17th Governor of Luhansk Oblast
- Incumbent
- Assumed office 17 April 2025
- President: Volodymyr Zelenskyy
- Preceded by: Artem Lysohor

Head of the Military City Administration of Severodonetsk
- In office 30 September 2024 – 15 April 2025
- Succeeded by: Oleksandr Stryuk

Personal details
- Born: 11 September 1987 (age 38) Chirchiq, Tashkent Region, Uzbek SSR, Soviet Union

= Oleksii Kharchenko =

Ukrainian political military commander

Oleksii Andriyovych Kharchenko (Олексій Андрійович Харченко; born 11 September 1987) is an Uzbek-born Ukrainian political military commander who became the 17th Governor of Luhansk Oblast on 15 April 2025.

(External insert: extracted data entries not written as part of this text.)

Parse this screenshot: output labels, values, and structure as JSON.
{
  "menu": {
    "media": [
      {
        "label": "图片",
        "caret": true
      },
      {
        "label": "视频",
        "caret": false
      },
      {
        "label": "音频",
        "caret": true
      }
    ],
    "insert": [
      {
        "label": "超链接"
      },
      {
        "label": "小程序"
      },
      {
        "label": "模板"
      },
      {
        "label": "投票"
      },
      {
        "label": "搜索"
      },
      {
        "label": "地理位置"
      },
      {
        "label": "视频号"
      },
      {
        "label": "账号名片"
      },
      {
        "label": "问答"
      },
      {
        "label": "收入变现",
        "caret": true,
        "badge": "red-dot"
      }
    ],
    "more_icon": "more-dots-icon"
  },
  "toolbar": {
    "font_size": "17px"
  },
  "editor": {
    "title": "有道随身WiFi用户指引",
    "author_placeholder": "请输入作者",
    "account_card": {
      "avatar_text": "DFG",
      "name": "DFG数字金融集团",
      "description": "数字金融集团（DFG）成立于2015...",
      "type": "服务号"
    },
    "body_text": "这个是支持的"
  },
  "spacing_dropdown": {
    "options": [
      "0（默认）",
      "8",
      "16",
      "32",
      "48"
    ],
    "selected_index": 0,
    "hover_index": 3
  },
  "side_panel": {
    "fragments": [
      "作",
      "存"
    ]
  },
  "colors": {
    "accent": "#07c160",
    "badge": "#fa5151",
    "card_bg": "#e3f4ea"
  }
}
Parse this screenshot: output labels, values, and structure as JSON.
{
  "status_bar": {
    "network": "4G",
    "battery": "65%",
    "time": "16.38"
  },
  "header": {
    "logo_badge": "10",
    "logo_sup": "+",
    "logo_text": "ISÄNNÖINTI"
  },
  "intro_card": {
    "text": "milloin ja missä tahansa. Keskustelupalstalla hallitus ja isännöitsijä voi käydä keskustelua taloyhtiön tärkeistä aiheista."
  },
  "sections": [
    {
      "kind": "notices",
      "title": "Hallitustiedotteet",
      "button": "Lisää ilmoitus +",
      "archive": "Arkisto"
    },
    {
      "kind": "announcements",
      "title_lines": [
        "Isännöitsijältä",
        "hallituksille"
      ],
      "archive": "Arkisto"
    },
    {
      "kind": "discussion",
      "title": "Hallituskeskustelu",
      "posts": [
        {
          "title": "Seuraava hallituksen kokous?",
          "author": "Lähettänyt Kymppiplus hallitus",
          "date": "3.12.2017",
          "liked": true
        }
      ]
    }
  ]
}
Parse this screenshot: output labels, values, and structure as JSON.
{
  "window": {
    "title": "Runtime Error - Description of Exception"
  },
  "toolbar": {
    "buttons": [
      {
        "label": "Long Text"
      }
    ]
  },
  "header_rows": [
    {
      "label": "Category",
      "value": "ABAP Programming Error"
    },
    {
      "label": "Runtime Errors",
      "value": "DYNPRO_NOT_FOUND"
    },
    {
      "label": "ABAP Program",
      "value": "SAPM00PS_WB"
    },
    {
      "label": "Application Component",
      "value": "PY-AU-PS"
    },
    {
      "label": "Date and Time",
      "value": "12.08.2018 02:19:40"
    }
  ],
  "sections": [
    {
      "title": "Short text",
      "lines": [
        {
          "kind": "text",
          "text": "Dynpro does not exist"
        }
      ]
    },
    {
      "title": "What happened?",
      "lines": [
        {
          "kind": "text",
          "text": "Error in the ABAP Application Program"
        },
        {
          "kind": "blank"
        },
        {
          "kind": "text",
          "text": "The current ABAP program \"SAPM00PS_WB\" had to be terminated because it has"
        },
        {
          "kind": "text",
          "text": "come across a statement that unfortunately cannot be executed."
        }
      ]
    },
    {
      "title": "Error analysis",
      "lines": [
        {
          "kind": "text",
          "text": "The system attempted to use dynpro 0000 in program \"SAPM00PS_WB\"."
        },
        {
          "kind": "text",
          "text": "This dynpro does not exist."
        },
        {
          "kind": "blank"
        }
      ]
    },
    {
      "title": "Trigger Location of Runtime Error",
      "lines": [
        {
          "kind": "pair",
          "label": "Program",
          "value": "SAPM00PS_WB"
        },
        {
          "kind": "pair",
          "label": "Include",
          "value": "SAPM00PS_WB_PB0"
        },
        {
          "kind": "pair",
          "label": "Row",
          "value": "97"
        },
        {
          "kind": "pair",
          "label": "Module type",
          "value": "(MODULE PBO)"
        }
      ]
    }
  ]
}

He previously served as the Head of the Military City Administration of Severodonetsk from 2024 to 2025.

==Biography==
Kharchenko was born in Chirchiq, Uzbekistan on 11 September 1987. He has a Ph.D.

He worked in the State Border Service of Ukraine for seven years.

From 2021 to 2023 he worked in the State Inspectorate of Architecture and Urban Planning of Ukraine, as chief specialist, then as head of the Department of State Architectural and Construction Control.

Kharchenko was appointed head of the Severodonetsk city military administration of the Severodonetsk district.

On 15 April 2025, Kharchenko became the 17th Governor of Luhansk Oblast, formally taking office two days later.